Imported cars held in Batam

Fadli , The Jakarta Post , Batam | Fri, 03/26/2010 10:25 AM | The Archipelago

Car dealers in Batam, Riau Islands, have imported and marketed hundreds of completely built-up (CBU) cars despite the absence of import regulations, leaving the cars being held by
the local Customs and Excise Office.

An importer in Batam, PT GA, has recently received orders for 24 units of Wish, Harrier, Camry and Altise cars from Toyota.

The cars, sent to Batam through Singapore, arrived early this month, but due to the lack of regulation on these particular types of cars, the local Customs and Excise Office said they could not be released from the port’s warehouses.

Another importer experienced similar problems when it imported 60 units of VW Beetle cars at the end of last year.

“We don’t understand why the technical regulations are not made clear by the government. Our customers are really disappointed. On top of that, we have already paid for the cars,” PT GA Batam’s marketing manager Antoni told The Jakarta Post.

He said the market for luxury CBU cars in Batam was relatively good especially because they are cheaper compared to other places.

He said a Toyota Harrier, for example, cost only Rp 400 million a unit in Batam, which, along with neighboring Bintan and Karimun Islands, is a Free Trade Zone.

The same model of car sells for Rp 700 million in Jakarta thanks to value-added and luxury taxes
imposed on vehicles, electronics and liquor in the zone.

Separately, acting head of the Batam Customs and Excise Office Heru Setioko called on importers to wait until the office issued its technical direction for the import of CBU cars before importing.

“It’s not yet clear what form we have to use for CBU cars imported to Batam, as free trade in
Batam is provided for production activities and not for consumer goods,” Heru said.

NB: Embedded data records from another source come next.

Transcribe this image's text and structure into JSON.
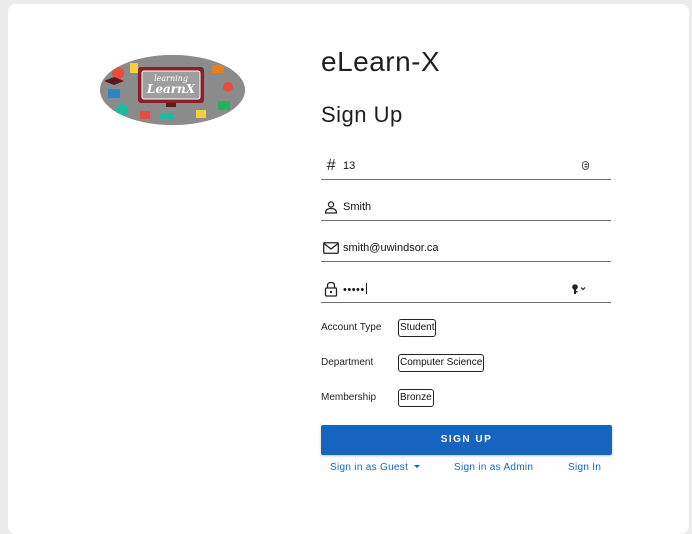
{
  "app": {
    "title": "eLearn-X",
    "logo_text_top": "learning",
    "logo_text_bottom": "LearnX"
  },
  "form": {
    "title": "Sign Up",
    "id_field": {
      "value": "13",
      "icon": "hash-icon"
    },
    "name_field": {
      "value": "Smith",
      "icon": "person-icon"
    },
    "email_field": {
      "value": "smith@uwindsor.ca",
      "icon": "mail-icon"
    },
    "password_field": {
      "value": "•••••",
      "icon": "lock-icon"
    },
    "account_type": {
      "label": "Account Type",
      "value": "Student"
    },
    "department": {
      "label": "Department",
      "value": "Computer Science"
    },
    "membership": {
      "label": "Membership",
      "value": "Bronze"
    },
    "submit_label": "SIGN UP"
  },
  "links": {
    "guest": "Sign in as Guest",
    "admin": "Sign in as Admin",
    "signin": "Sign In"
  },
  "colors": {
    "primary": "#1565c0",
    "background": "#ececec",
    "card": "#ffffff"
  }
}
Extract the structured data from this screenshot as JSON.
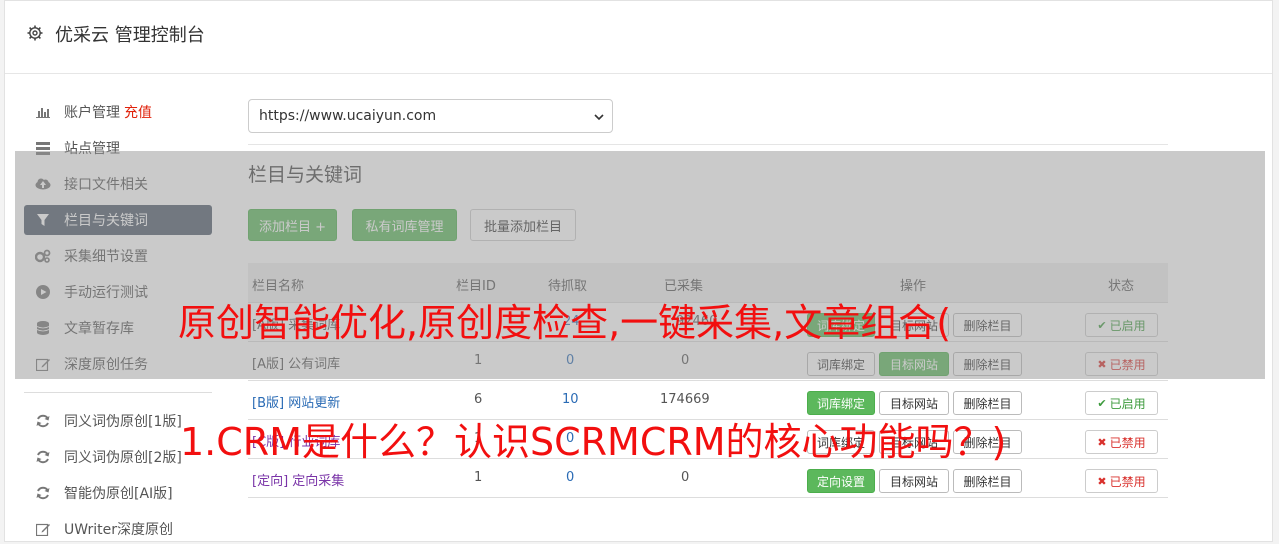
{
  "app": {
    "title": "优采云 管理控制台"
  },
  "sidebar": {
    "items": [
      {
        "label": "账户管理",
        "extra": "充值",
        "icon": "bar-chart-icon"
      },
      {
        "label": "站点管理",
        "icon": "server-icon"
      },
      {
        "label": "接口文件相关",
        "icon": "cloud-upload-icon"
      },
      {
        "label": "栏目与关键词",
        "icon": "filter-icon",
        "active": true
      },
      {
        "label": "采集细节设置",
        "icon": "cogs-icon"
      },
      {
        "label": "手动运行测试",
        "icon": "play-circle-icon"
      },
      {
        "label": "文章暂存库",
        "icon": "database-icon"
      },
      {
        "label": "深度原创任务",
        "icon": "edit-icon"
      },
      {
        "label": "同义词伪原创[1版]",
        "icon": "refresh-icon"
      },
      {
        "label": "同义词伪原创[2版]",
        "icon": "refresh-icon"
      },
      {
        "label": "智能伪原创[AI版]",
        "icon": "refresh-icon"
      },
      {
        "label": "UWriter深度原创",
        "icon": "edit-icon"
      }
    ]
  },
  "site_select": {
    "value": "https://www.ucaiyun.com"
  },
  "section": {
    "title": "栏目与关键词",
    "add_label": "添加栏目 +",
    "private_label": "私有词库管理",
    "batch_label": "批量添加栏目"
  },
  "table": {
    "headers": [
      "栏目名称",
      "栏目ID",
      "待抓取",
      "已采集",
      "操作",
      "状态"
    ],
    "rows": [
      {
        "name": "[A版] 采集词库",
        "id": "",
        "pending": "24",
        "collected": "92460",
        "bind": "词库绑定",
        "target": "目标网站",
        "delete": "删除栏目",
        "status": "已启用"
      },
      {
        "name": "[A版] 公有词库",
        "id": "1",
        "pending": "0",
        "collected": "0",
        "bind": "词库绑定",
        "target": "目标网站",
        "delete": "删除栏目",
        "status": "已禁用"
      },
      {
        "name": "[B版] 网站更新",
        "id": "6",
        "pending": "10",
        "collected": "174669",
        "bind": "词库绑定",
        "target": "目标网站",
        "delete": "删除栏目",
        "status": "已启用"
      },
      {
        "name": "[C版] 行业词库",
        "id": "1",
        "pending": "0",
        "collected": "",
        "bind": "词库绑定",
        "target": "目标网站",
        "delete": "删除栏目",
        "status": "已禁用"
      },
      {
        "name": "[定向] 定向采集",
        "id": "1",
        "pending": "0",
        "collected": "0",
        "bind": "定向设置",
        "target": "目标网站",
        "delete": "删除栏目",
        "status": "已禁用"
      }
    ]
  },
  "watermark": {
    "line1": "原创智能优化,原创度检查,一键采集,文章组合(",
    "line2": "1.CRM是什么？认识SCRMCRM的核心功能吗？)"
  },
  "colors": {
    "accent_green": "#5cb85c",
    "sidebar_active": "#4e5a6b",
    "watermark_red": "#f20f0f"
  }
}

Many have expressed concerns that opening up imports of CBU cars to Batam would create a chance for the smuggling of these cars to other parts of the country. This is mostly due to the limited number of consumers of this commodity.

Chairman of Commission II of the Batam municipal legislative council overseeing the economy, Yudi Kurnain, said that there was a chance that CBU cars imported to Batam would be sent to other potential markets, including Jakarta.

“It’s surprising that such cars are not seen on the streets of Batam,” Yudi said.

Yudi called on police, the Customs and Excise Office and the navy to tighten surveillance on the smuggling of luxury cars out of Batam.

He said a single smuggled car could cause hundreds of millions of rupiah in state losses due to unpaid taxes.

“The free trade zone is limited to industrial production activities, and not for consumption purposes. It’s completely wrong to have the concept benefit the consumer sector,” Yudi said.